Im übrigen ist die Technik des SpinQ Uralt. Das ist noch weniger Innovation als bei diesem Xigmatek.


----------



## CrimsoN 2.0 (10. August 2010)

*AW: Xigmatek Aegir: Neuer, mystischer CPU-Kühler mit D.L.H.D.T.*



Kaktus schrieb:


> Ach... da fällt mir ein... warum aht Xigmatek diese tolle Abkürzung schon nicht beim Thors Hammer verwendet? ISt doch das Selbe. 4x8mm Heatpipes im DT und direkt da drauf noch mal 3x6mm Heatpipes. Selbe System.
> 
> Wow... erstaunlich wie man das jetzt innovativ nennen kann



Jo hast recht das hatte die da auch schon so nur leicht anders halt.
Da gab es eine Zweite Platte dir noch mal obren drauf war !
Siehe Bild:


----------



## Kaktus (10. August 2010)

*AW: Xigmatek Aegir: Neuer, mystischer CPU-Kühler mit D.L.H.D.T.*

Ah... stimmt... ich hab das Ding nicht mehr bei mir, und hab kein näheres Bild auf die Schnelle gefunden. Aber wie gesagt, wirklich etwas Neues ist es nicht.


----------



## CrimsoN 2.0 (10. August 2010)

*AW: Xigmatek Aegir: Neuer, mystischer CPU-Kühler mit D.L.H.D.T.*



Kaktus schrieb:


> Ah... stimmt... ich hab das Ding nicht mehr bei mir, und hab kein näheres Bild auf die Schnelle gefunden. Aber wie gesagt, wirklich etwas Neues ist es nicht.



Man kann auch auf allen rum hacken echt sei doch mal froh das mal was neues gibt !
Und meckert nicht immer gleich rum bist ja schlimmer als eine freundin von mir...


----------



## Kaktus (10. August 2010)

*AW: Xigmatek Aegir: Neuer, mystischer CPU-Kühler mit D.L.H.D.T.*

Ich mecker weil ich nichts innovatives sehe. Man beschränkt sich aktuell bei allen Herstellern auf Dinge die schon vorhanden sind, pappt ein paar Kupferfinnen dazu und verkauft ihn als neu (Prolimatech) oder nimmt einen vorhanden Kühler, gibt ihm einen neuen Namen und packt 2 andere Lüfter hinzu (Noctua mit dem Cogage Arrow) u.s.w.!
Und wenn ich mir hier ansehe wie viele Kühler immer wieder unter anderen Namen auftauchen, finde ich das schon traurig. Nur ein Beispiel: EKL Groß Glockner wird mittlerweile von SilenX als HA120 verkauft, Revoltec verkauft ihn wieder runter anderem Namen u.s.w.! 

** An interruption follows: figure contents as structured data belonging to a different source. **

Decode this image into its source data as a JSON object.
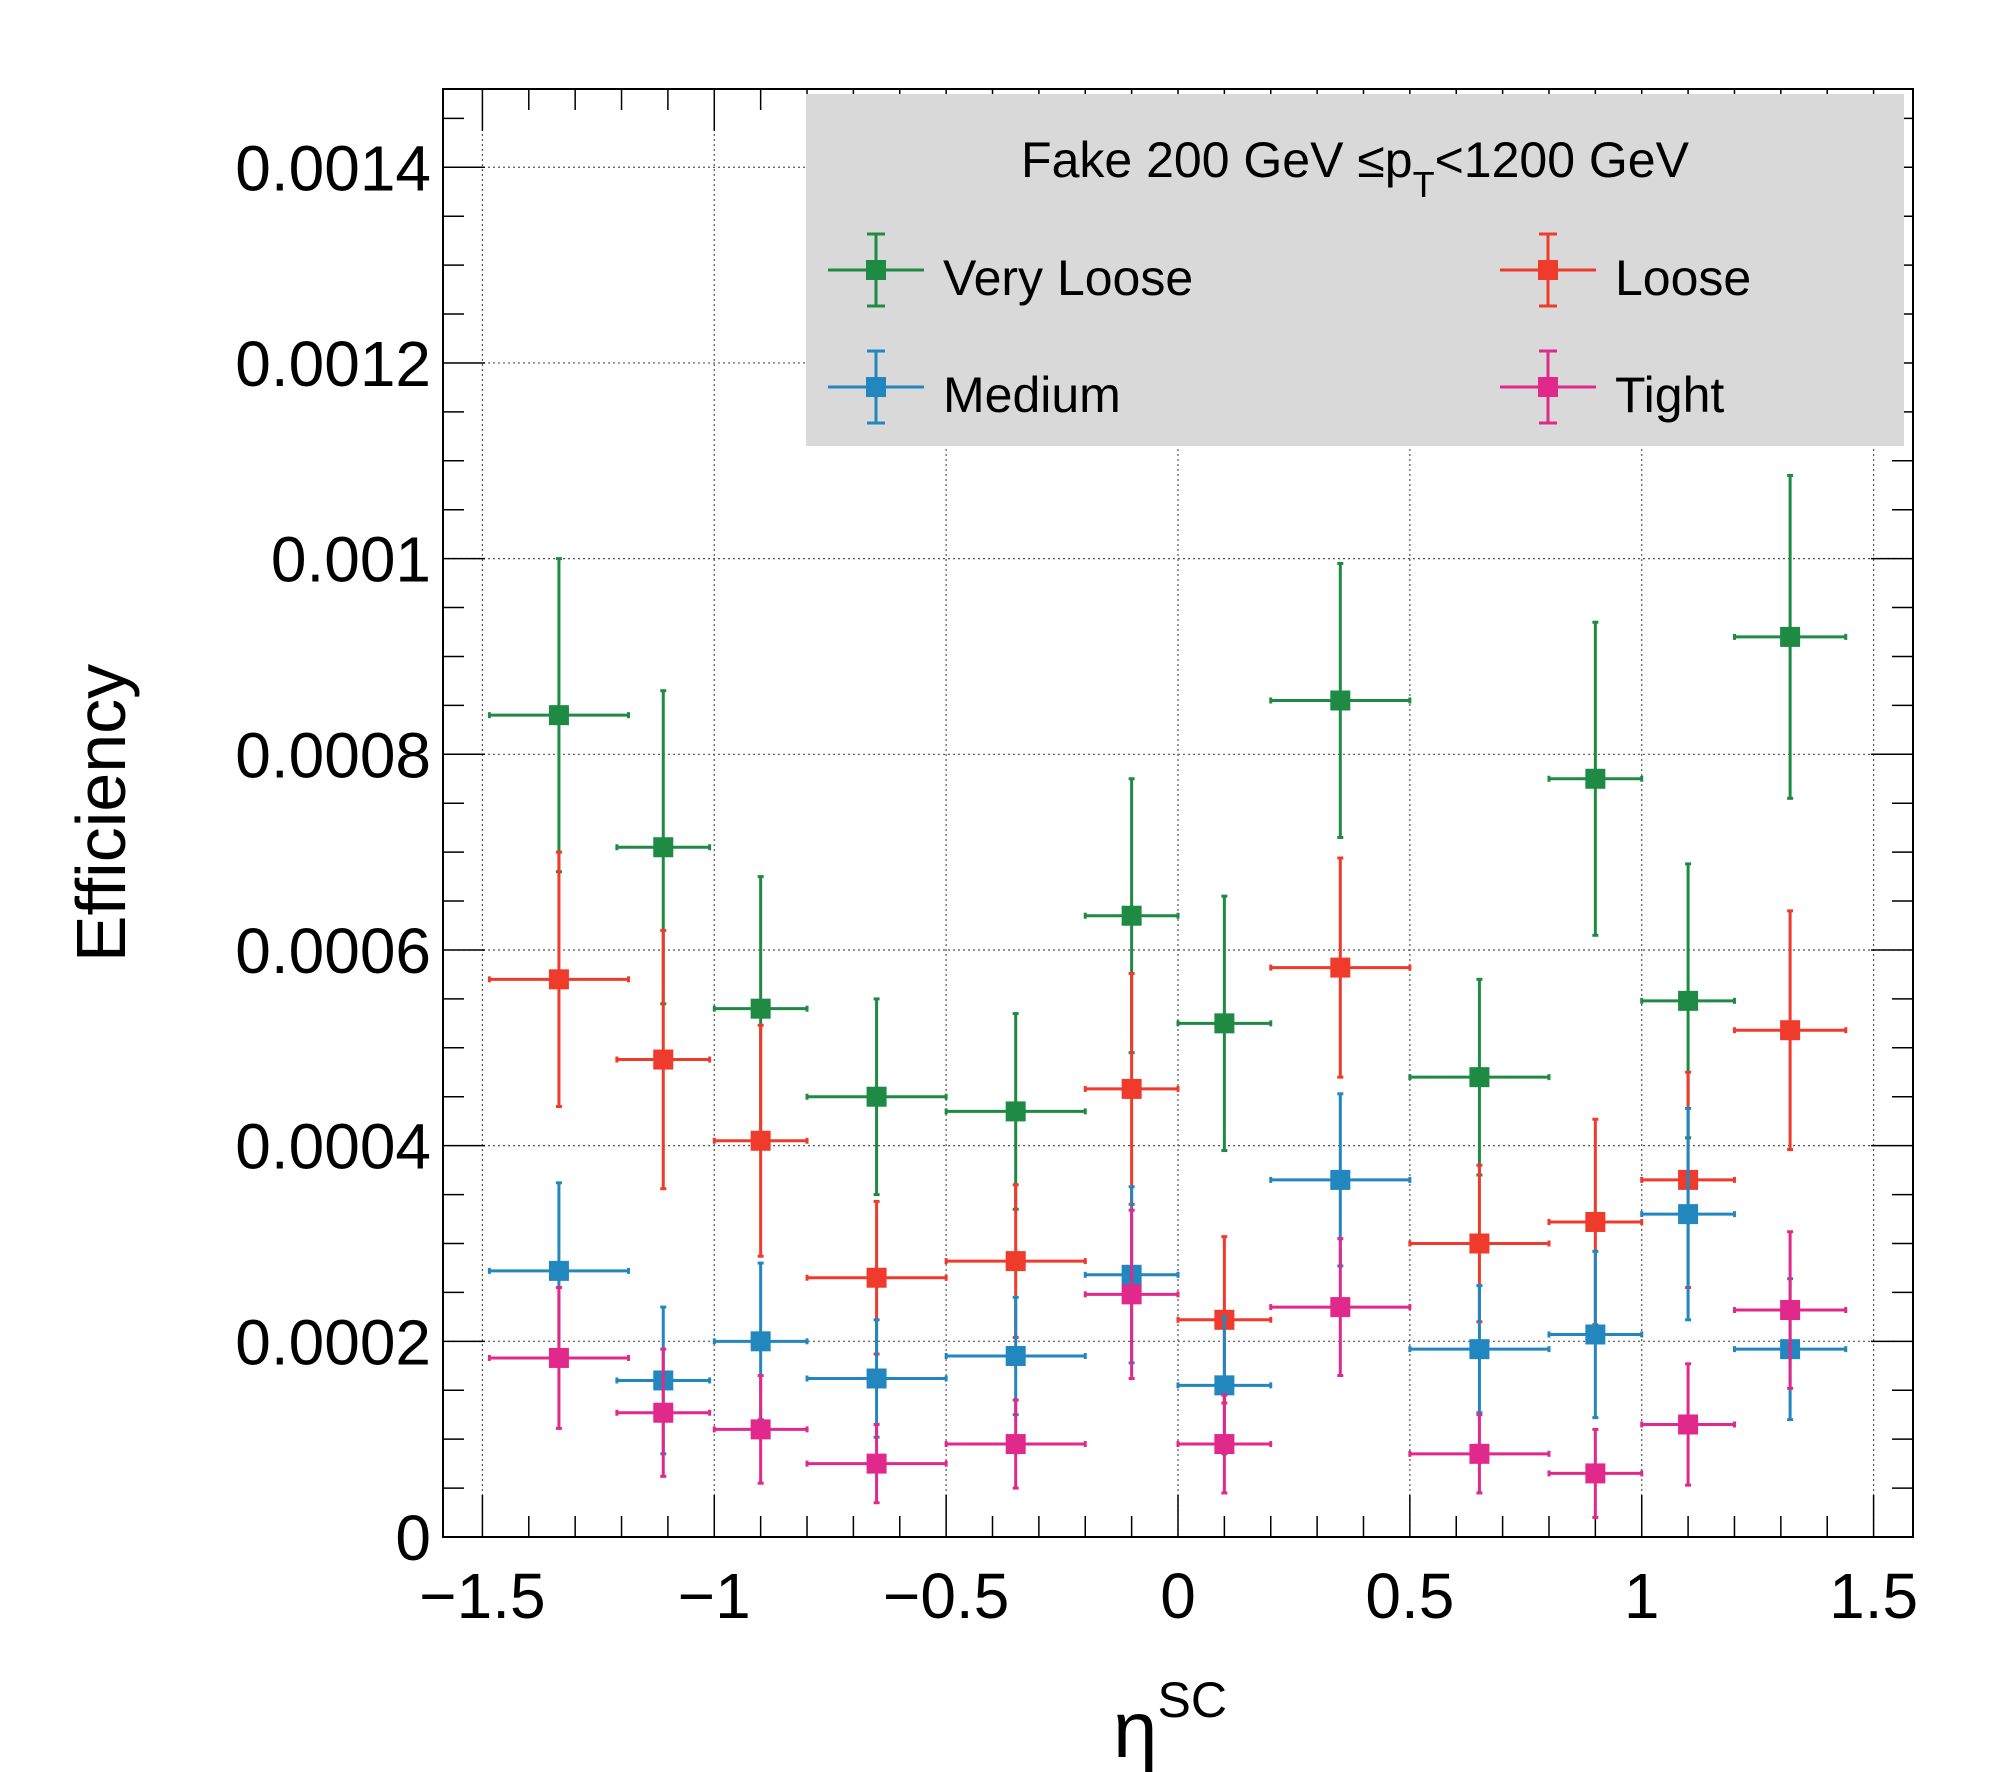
{
  "chart_data": {
    "type": "scatter",
    "title": "",
    "xlabel": "η",
    "xlabel_superscript": "SC",
    "ylabel": "Efficiency",
    "xlim": [
      -1.585,
      1.585
    ],
    "ylim": [
      0,
      0.00148
    ],
    "grid": true,
    "x_ticks": [
      -1.5,
      -1,
      -0.5,
      0,
      0.5,
      1,
      1.5
    ],
    "x_tick_labels": [
      "−1.5",
      "−1",
      "−0.5",
      "0",
      "0.5",
      "1",
      "1.5"
    ],
    "y_ticks": [
      0,
      0.0002,
      0.0004,
      0.0006,
      0.0008,
      0.001,
      0.0012,
      0.0014
    ],
    "y_tick_labels": [
      "0",
      "0.0002",
      "0.0004",
      "0.0006",
      "0.0008",
      "0.001",
      "0.0012",
      "0.0014"
    ],
    "legend": {
      "placement": "top-right",
      "title_pre": "Fake  200 GeV  ≤p",
      "title_sub": "T",
      "title_post": "<1200 GeV"
    },
    "series": [
      {
        "name": "Very Loose",
        "color": "#1e8a43",
        "points": [
          {
            "x": -1.335,
            "xerr": 0.15,
            "y": 0.00084,
            "yerr": 0.00016
          },
          {
            "x": -1.11,
            "xerr": 0.1,
            "y": 0.000705,
            "yerr": 0.00016
          },
          {
            "x": -0.9,
            "xerr": 0.1,
            "y": 0.00054,
            "yerr": 0.000135
          },
          {
            "x": -0.65,
            "xerr": 0.15,
            "y": 0.00045,
            "yerr": 0.0001
          },
          {
            "x": -0.35,
            "xerr": 0.15,
            "y": 0.000435,
            "yerr": 0.0001
          },
          {
            "x": -0.1,
            "xerr": 0.1,
            "y": 0.000635,
            "yerr": 0.00014
          },
          {
            "x": 0.1,
            "xerr": 0.1,
            "y": 0.000525,
            "yerr": 0.00013
          },
          {
            "x": 0.35,
            "xerr": 0.15,
            "y": 0.000855,
            "yerr": 0.00014
          },
          {
            "x": 0.65,
            "xerr": 0.15,
            "y": 0.00047,
            "yerr": 0.0001
          },
          {
            "x": 0.9,
            "xerr": 0.1,
            "y": 0.000775,
            "yerr": 0.00016
          },
          {
            "x": 1.1,
            "xerr": 0.1,
            "y": 0.000548,
            "yerr": 0.00014
          },
          {
            "x": 1.32,
            "xerr": 0.12,
            "y": 0.00092,
            "yerr": 0.000165
          }
        ]
      },
      {
        "name": "Loose",
        "color": "#ee3b2c",
        "points": [
          {
            "x": -1.335,
            "xerr": 0.15,
            "y": 0.00057,
            "yerr": 0.00013
          },
          {
            "x": -1.11,
            "xerr": 0.1,
            "y": 0.000488,
            "yerr": 0.000132
          },
          {
            "x": -0.9,
            "xerr": 0.1,
            "y": 0.000405,
            "yerr": 0.000118
          },
          {
            "x": -0.65,
            "xerr": 0.15,
            "y": 0.000265,
            "yerr": 7.8e-05
          },
          {
            "x": -0.35,
            "xerr": 0.15,
            "y": 0.000282,
            "yerr": 7.8e-05
          },
          {
            "x": -0.1,
            "xerr": 0.1,
            "y": 0.000458,
            "yerr": 0.000118
          },
          {
            "x": 0.1,
            "xerr": 0.1,
            "y": 0.000222,
            "yerr": 8.5e-05
          },
          {
            "x": 0.35,
            "xerr": 0.15,
            "y": 0.000582,
            "yerr": 0.000112
          },
          {
            "x": 0.65,
            "xerr": 0.15,
            "y": 0.0003,
            "yerr": 8e-05
          },
          {
            "x": 0.9,
            "xerr": 0.1,
            "y": 0.000322,
            "yerr": 0.000105
          },
          {
            "x": 1.1,
            "xerr": 0.1,
            "y": 0.000365,
            "yerr": 0.00011
          },
          {
            "x": 1.32,
            "xerr": 0.12,
            "y": 0.000518,
            "yerr": 0.000122
          }
        ]
      },
      {
        "name": "Medium",
        "color": "#2287bf",
        "points": [
          {
            "x": -1.335,
            "xerr": 0.15,
            "y": 0.000272,
            "yerr": 9e-05
          },
          {
            "x": -1.11,
            "xerr": 0.1,
            "y": 0.00016,
            "yerr": 7.5e-05
          },
          {
            "x": -0.9,
            "xerr": 0.1,
            "y": 0.0002,
            "yerr": 8e-05
          },
          {
            "x": -0.65,
            "xerr": 0.15,
            "y": 0.000162,
            "yerr": 6e-05
          },
          {
            "x": -0.35,
            "xerr": 0.15,
            "y": 0.000185,
            "yerr": 6e-05
          },
          {
            "x": -0.1,
            "xerr": 0.1,
            "y": 0.000268,
            "yerr": 9e-05
          },
          {
            "x": 0.1,
            "xerr": 0.1,
            "y": 0.000155,
            "yerr": 7e-05
          },
          {
            "x": 0.35,
            "xerr": 0.15,
            "y": 0.000365,
            "yerr": 8.8e-05
          },
          {
            "x": 0.65,
            "xerr": 0.15,
            "y": 0.000192,
            "yerr": 6.5e-05
          },
          {
            "x": 0.9,
            "xerr": 0.1,
            "y": 0.000207,
            "yerr": 8.5e-05
          },
          {
            "x": 1.1,
            "xerr": 0.1,
            "y": 0.00033,
            "yerr": 0.000108
          },
          {
            "x": 1.32,
            "xerr": 0.12,
            "y": 0.000192,
            "yerr": 7.2e-05
          }
        ]
      },
      {
        "name": "Tight",
        "color": "#e1298b",
        "points": [
          {
            "x": -1.335,
            "xerr": 0.15,
            "y": 0.000183,
            "yerr": 7.2e-05
          },
          {
            "x": -1.11,
            "xerr": 0.1,
            "y": 0.000127,
            "yerr": 6.5e-05
          },
          {
            "x": -0.9,
            "xerr": 0.1,
            "y": 0.00011,
            "yerr": 5.5e-05
          },
          {
            "x": -0.65,
            "xerr": 0.15,
            "y": 7.5e-05,
            "yerr": 4e-05
          },
          {
            "x": -0.35,
            "xerr": 0.15,
            "y": 9.5e-05,
            "yerr": 4.5e-05
          },
          {
            "x": -0.1,
            "xerr": 0.1,
            "y": 0.000248,
            "yerr": 8.6e-05
          },
          {
            "x": 0.1,
            "xerr": 0.1,
            "y": 9.5e-05,
            "yerr": 5e-05
          },
          {
            "x": 0.35,
            "xerr": 0.15,
            "y": 0.000235,
            "yerr": 7e-05
          },
          {
            "x": 0.65,
            "xerr": 0.15,
            "y": 8.5e-05,
            "yerr": 4e-05
          },
          {
            "x": 0.9,
            "xerr": 0.1,
            "y": 6.5e-05,
            "yerr": 4.5e-05
          },
          {
            "x": 1.1,
            "xerr": 0.1,
            "y": 0.000115,
            "yerr": 6.2e-05
          },
          {
            "x": 1.32,
            "xerr": 0.12,
            "y": 0.000232,
            "yerr": 8e-05
          }
        ]
      }
    ]
  }
}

Entweder man entwickelt wirklich etwas neues, oder lässt es am besten ganz.


----------



## CrimsoN 2.0 (10. August 2010)

*AW: Xigmatek Aegir: Neuer, mystischer CPU-Kühler mit D.L.H.D.T.*

Das wissen wir ja leider alle und ?
Was soll da auch echt noch kommen. Du bekommst gerade nix bessers. Willt eines Tages eine Kühler der eine Silber Schickt hat oder villt mal eine etwas anders Ausehen aber sonst hast du immer noch eine U und draum ist allu.


----------



## Kaktus (10. August 2010)

*AW: Xigmatek Aegir: Neuer, mystischer CPU-Kühler mit D.L.H.D.T.*

 Ich würde dir ja gerne sagen was ich endlich mal sehen würde, aber da würde ich ärger bekommen 

Nur so viel, es gibt einige Innovationen die bei diersen Herstellern in den Regalen vergammeln weil sich keiner traut etwas neues raus zu bringen. Das Problem ist die Kundenakzeptanz. Man kauft was man kennt, neues wird erst mal skeptisch beäugt und wenn das Neue nicht richtig umgesetzt wird, eben die Erwartungen nicht so ganz erfüllt, geht ein haufen Geld verloren.
Ein Toolkit für einen Kühler kostet um die 50.000€. Das gibt kein Hersteller einfach mal so aus um etwas zu testen. Neues gibts jede Menge, nur bekommen die Leute hier so etwas nicht zu sehen weil die Dinger eben nur in Regalen liegen.


----------



## Chimera (10. August 2010)

*AW: Xigmatek Aegir: Neuer, mystischer CPU-Kühler mit D.L.H.D.T.*

Soll doch Scythe den Susanoo mal in Serie bringen  Der wäre doch echt innovativ, wenn auch eher ein Platzmonster mit seinen 4x 120mm  Wobei Innovation ja keinesfalls unbedingt das Design sein muss, sondern halt auch mal nur das Material betreffen kann. Man kann auch einfach mal was bestehendes richtig gut optimieren. Sei es nun bei der Montage nachbesseren (einfachere Installation) oder der Befestigung der Lüfter, etc. Wäre mir ehrlich gesagt sehr viel lieber, als dass regelmässig einfach was neues auf den Markt geworfen wird.


----------



## NCphalon (10. August 2010)

*AW: Xigmatek Aegir: Neuer, mystischer CPU-Kühler mit D.L.H.D.T.*

Aber die Lüfterbefestigung ham se immernochnet verbessert, das is ne wahnsinns Fummelei mit den Gumminippeln un ma Muss für die Schraubmontage Wahrscheinlich auch bei diesem Kühler den/die Lüfter abmontiern um an die Schrauben zu kommen.


----------



## Kaktus (10. August 2010)

*AW: Xigmatek Aegir: Neuer, mystischer CPU-Kühler mit D.L.H.D.T.*

Also die einfachsten Lüfterklammern findet man meiner Meinung nach bei EKL und Xilence (beide identisch). Aber allgemein könnten die hier doch einfach mal ein gummiertes Klemmsystem verwenden wie es in Gehäusen teils gab und gibt. Diese Fummelei wenn der Kühler verbaut ist und man eben mal den Lüfter wechseln will ist wirklich grausig. 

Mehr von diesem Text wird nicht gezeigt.